Ja, definitiv. Erst jüngst haben wir auch in einem allgemeinmedizinischen Projekt Hausärztinnen und Hausärzte in Spiritual Care geschult und deren Patientinnen und Patienten interviewt. Im Hinblick auf das psychische Wohlbefinden waren die Befragungsergebnisse eindeutig: Patientinnen und Patienten, für die Spiritualität eine große Bedeutung im Leben hat, fühlten sich seelisch besser. Übrigens: Auch in dieser Studie haben wir Spiritualität als eine mögliche Kraftquelle in der Krankheitsverarbeitung untersucht, überkonfessionell und unabhängig von der Religionszugehörigkeit.
Man hat oft den Eindruck, Spiritual Care konzentriere sich hauptsächlich auf die Begleitung sterbender Menschen. Stimmt das?

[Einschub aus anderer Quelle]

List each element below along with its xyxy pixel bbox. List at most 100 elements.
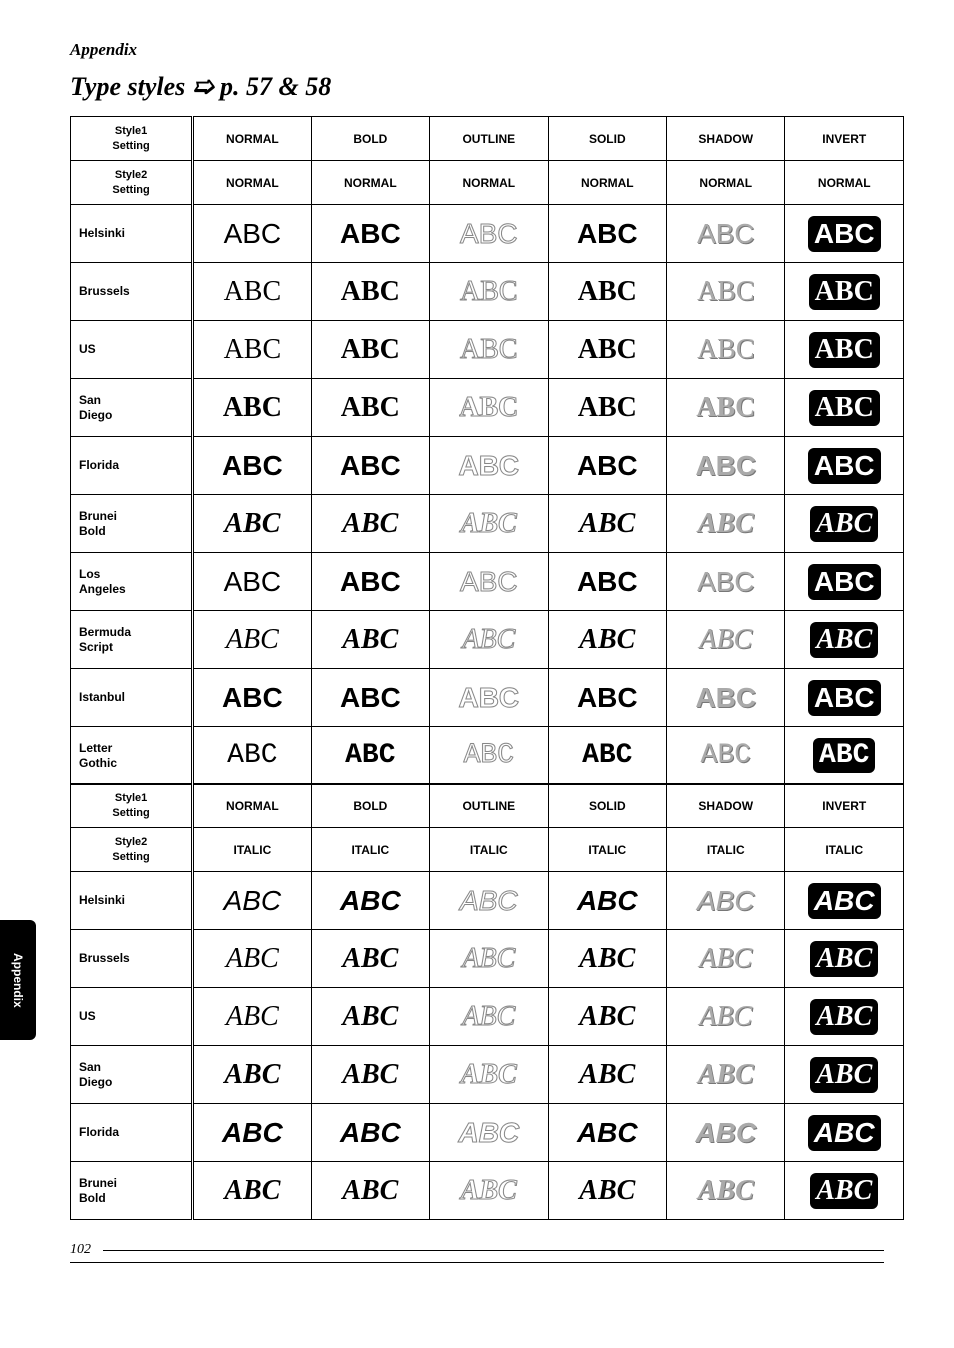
column-header: INVERT [785, 784, 904, 828]
font-sample-cell: ABC [785, 379, 904, 437]
font-sample-cell: ABC [548, 437, 666, 495]
appendix-header: Appendix [70, 40, 884, 60]
sample-text: ABC [226, 943, 279, 974]
font-sample-cell: ABC [667, 495, 785, 553]
font-name-label: LosAngeles [71, 553, 193, 611]
sample-text: ABC [462, 1001, 515, 1032]
sample-text: ABC [695, 450, 756, 481]
sample-text: ABC [458, 682, 519, 713]
font-sample-cell: ABC [311, 321, 429, 379]
page-title: Type styles ➯ p. 57 & 58 [70, 72, 884, 102]
sample-text: ABC [698, 508, 754, 539]
sample-text: ABC [458, 1117, 519, 1148]
font-sample-cell: ABC [785, 205, 904, 263]
font-sample-cell: ABC [430, 495, 548, 553]
font-name-label: SanDiego [71, 379, 193, 437]
sample-text: ABC [461, 1175, 517, 1206]
font-sample-cell: ABC [430, 669, 548, 727]
sample-text: ABC [578, 392, 637, 423]
font-sample-cell: ABC [430, 988, 548, 1046]
font-sample-cell: ABC [311, 1046, 429, 1104]
font-sample-cell: ABC [430, 379, 548, 437]
font-sample-cell: ABC [430, 1046, 548, 1104]
font-name-label: Istanbul [71, 669, 193, 727]
sample-text: ABC [342, 1059, 398, 1090]
font-name-label: BermudaScript [71, 611, 193, 669]
sample-text: ABC [810, 506, 878, 542]
sample-text: ABC [577, 885, 638, 916]
font-sample-cell: ABC [667, 263, 785, 321]
sample-text: ABC [224, 276, 282, 307]
sample-text: ABC [341, 276, 400, 307]
sample-text: ABC [577, 682, 638, 713]
sample-text: ABC [342, 1001, 398, 1032]
font-name-label: Helsinki [71, 872, 193, 930]
sample-text: ABC [464, 740, 514, 771]
sample-text: ABC [695, 1117, 756, 1148]
page-number: 102 [70, 1242, 884, 1263]
font-sample-cell: ABC [785, 988, 904, 1046]
sample-text: ABC [697, 218, 755, 249]
sample-text: ABC [342, 943, 398, 974]
style2-setting-label: Style2Setting [71, 161, 193, 205]
font-sample-cell: ABC [430, 872, 548, 930]
style2-row-value: NORMAL [667, 161, 785, 205]
sample-text: ABC [577, 1117, 638, 1148]
sample-text: ABC [579, 1001, 635, 1032]
sample-text: ABC [224, 566, 282, 597]
sample-text: ABC [696, 392, 755, 423]
font-sample-cell: ABC [311, 379, 429, 437]
sample-text: ABC [341, 392, 400, 423]
font-sample-cell: ABC [193, 727, 311, 785]
sample-text: ABC [579, 1059, 635, 1090]
font-sample-cell: ABC [430, 1162, 548, 1220]
font-sample-cell: ABC [311, 263, 429, 321]
font-sample-cell: ABC [548, 1046, 666, 1104]
style2-row-value: ITALIC [548, 828, 666, 872]
sample-text: ABC [340, 566, 401, 597]
sample-text: ABC [342, 1175, 398, 1206]
font-sample-cell: ABC [430, 1104, 548, 1162]
sample-text: ABC [578, 276, 637, 307]
font-sample-cell: ABC [785, 1104, 904, 1162]
font-sample-cell: ABC [667, 669, 785, 727]
font-sample-cell: ABC [430, 205, 548, 263]
font-sample-cell: ABC [430, 727, 548, 785]
font-name-label: Helsinki [71, 205, 193, 263]
sample-text: ABC [223, 392, 282, 423]
sample-text: ABC [810, 999, 878, 1035]
font-sample-cell: ABC [311, 553, 429, 611]
font-sample-cell: ABC [193, 321, 311, 379]
column-header: OUTLINE [430, 784, 548, 828]
sample-text: ABC [462, 943, 515, 974]
sample-text: ABC [224, 1059, 280, 1090]
sample-text: ABC [462, 624, 515, 655]
font-sample-cell: ABC [667, 988, 785, 1046]
sample-text: ABC [340, 450, 401, 481]
style1-setting-label: Style1Setting [71, 784, 193, 828]
font-sample-cell: ABC [785, 611, 904, 669]
style2-row-value: NORMAL [785, 161, 904, 205]
sample-text: ABC [227, 740, 277, 771]
sample-text: ABC [701, 740, 751, 771]
font-sample-cell: ABC [785, 495, 904, 553]
column-header: INVERT [785, 117, 904, 161]
sample-text: ABC [342, 508, 398, 539]
style2-row-value: ITALIC [311, 828, 429, 872]
font-sample-cell: ABC [548, 872, 666, 930]
page-footer-line [103, 1250, 884, 1251]
sample-text: ABC [461, 1059, 517, 1090]
font-sample-cell: ABC [193, 669, 311, 727]
column-header: SOLID [548, 784, 666, 828]
font-sample-cell: ABC [193, 379, 311, 437]
font-sample-cell: ABC [193, 1046, 311, 1104]
font-sample-cell: ABC [548, 379, 666, 437]
font-sample-cell: ABC [193, 930, 311, 988]
font-sample-cell: ABC [667, 1162, 785, 1220]
font-sample-cell: ABC [311, 1162, 429, 1220]
font-sample-cell: ABC [311, 1104, 429, 1162]
font-sample-cell: ABC [667, 379, 785, 437]
sample-text: ABC [577, 450, 638, 481]
sample-text: ABC [460, 334, 518, 365]
sample-text: ABC [226, 624, 279, 655]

Nein. Spiritualität ist nicht erst am Lebensende ein Thema für kranke Menschen. Vielmehr hängt Spiritualität mit Verbundenheit zusammen – und Bindung ist für uns Menschen von der Wiege bis zur Bahre lebenswichtig.
Im Medizinstudium wird das Thema Spiritualität immer stärker berücksichtigt. Warum?

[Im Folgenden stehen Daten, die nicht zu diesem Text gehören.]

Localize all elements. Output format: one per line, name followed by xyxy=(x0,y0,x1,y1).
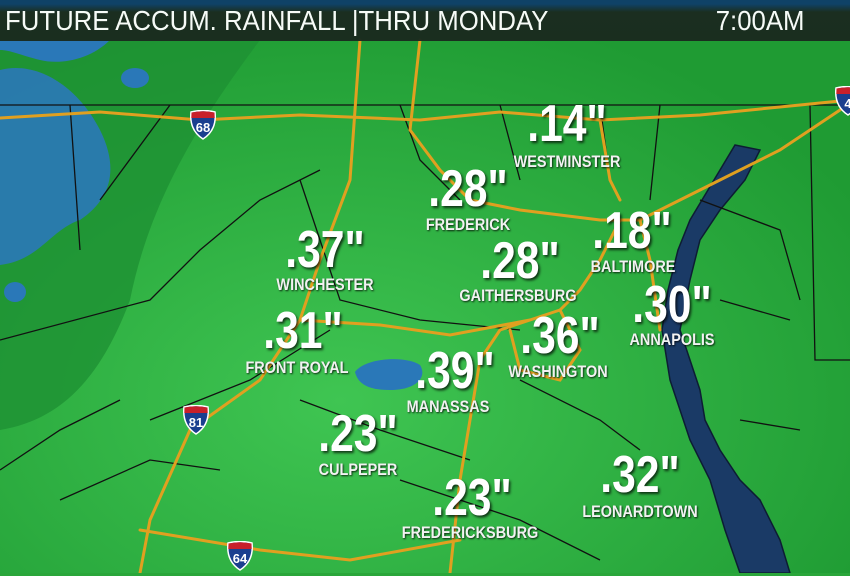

Spirituelle Themen gelten in unserer Kultur immer noch als Privatsache, sie sind bisweilen sogar ein Tabu. Die wichtigste Spiritual Care-Kompetenz ist deshalb eine Art „Grüne-Ampel-Effekt“: Nur wenn der Arzt oder die Ärztin die Initiative ergreifen, werden spirituelle Ressourcen sprachfähig. Es kommt also darauf an, dass Medizinstudierende die Bedeutung von Spiritualität verstehen und diese existenzielle Dimension des Menschseins in die Anamnese einbeziehen können.
Wie wichtig ist denn Spiritualität für das medizinische Personal?
Sehr wichtig! Über die Patientenversorgung hinaus spielt die Spiritualität nämlich auch eine große Rolle in allen Gesundheitsberufen. Vor allem dann, wenn sich Mitarbeitende Fragen stellen wie: Warum übe ich diesen anstrengenden Beruf überhaupt aus? Woraus schöpfe ich meine Kraft? Welche Werte sind mir für mein Leben und für meinen Beruf wichtig? Wie gehe ich mit Moral Distress um, also damit, dass ich diese Werte aus Zeitmangel oder Systemzwängen nicht realisieren kann? In einer sogenannten multizentrischen Studie wollen wir Anfang 2022 diesen Moral Distress und auch die spirituellen Ressourcen in der Intensiv- und Notfallmedizin untersuchen.
Konkret gefragt: Wie können die Betroffenen Spiritual Care in ihren Arbeitsalltag besser integrieren, um mehr Kraft zu schöpfen?
Aus der Intensivmedizin kennen wir das Prinzip ,Ten for Ten‘ – also zehn Sekunden für zehn Minuten. Das bedeutet konkret: In einer stressigen Routinesituation zehn Sekunden Time-out, um diese Situation zusammenzufassen, Möglichkeiten auszuloten – und dann eine Entscheidung für die nächsten zehn Minuten zu treffen. Ähnlich funktioniert die spirituelle Pause: Besonders wenn die Zeit knapp ist, sollte man sich Zeit nehmen für ein Ritual der Dankbarkeit, der Trauer, des Abschieds oder der Mitfreude, etwa über eine Geburt. Ich meine damit nicht eine konventionelle Schweigeminute, wenn jemand gestorben ist – sondern ganz explizit Zeiten der Sammlung und der Achtsamkeit, wie dies in allen spirituellen Traditionen praktiziert wird.
Wie kann Spiritual Care Arbeitende im Gesundheitswesen in Zeiten der Corona-Krise stärken und unterstützen?
In der Pandemie leiden viele Beschäftigte in Kliniken und Pflegeeinrichtungen unter „moral distress“: Sie können also nicht das tun, was sie für richtig halten. Damit kann es individuell und auf Teamebene zur Demoralisierung kommen. Dazu gehört auch das drohende Abgeschnittensein von spirituellen Ressourcen – bis hin zur inneren oder äußeren Kündigung. Umgekehrt ist es aber so: Wenn jemand mit seinen eigenen spirituellen Ressourcen verbunden ist, wenn das Team und die Leitung diese Ressourcen wertschätzt, dann sind auch Belastungen besser zu ertragen und man findet gemeinsam besser kreative Lösungen.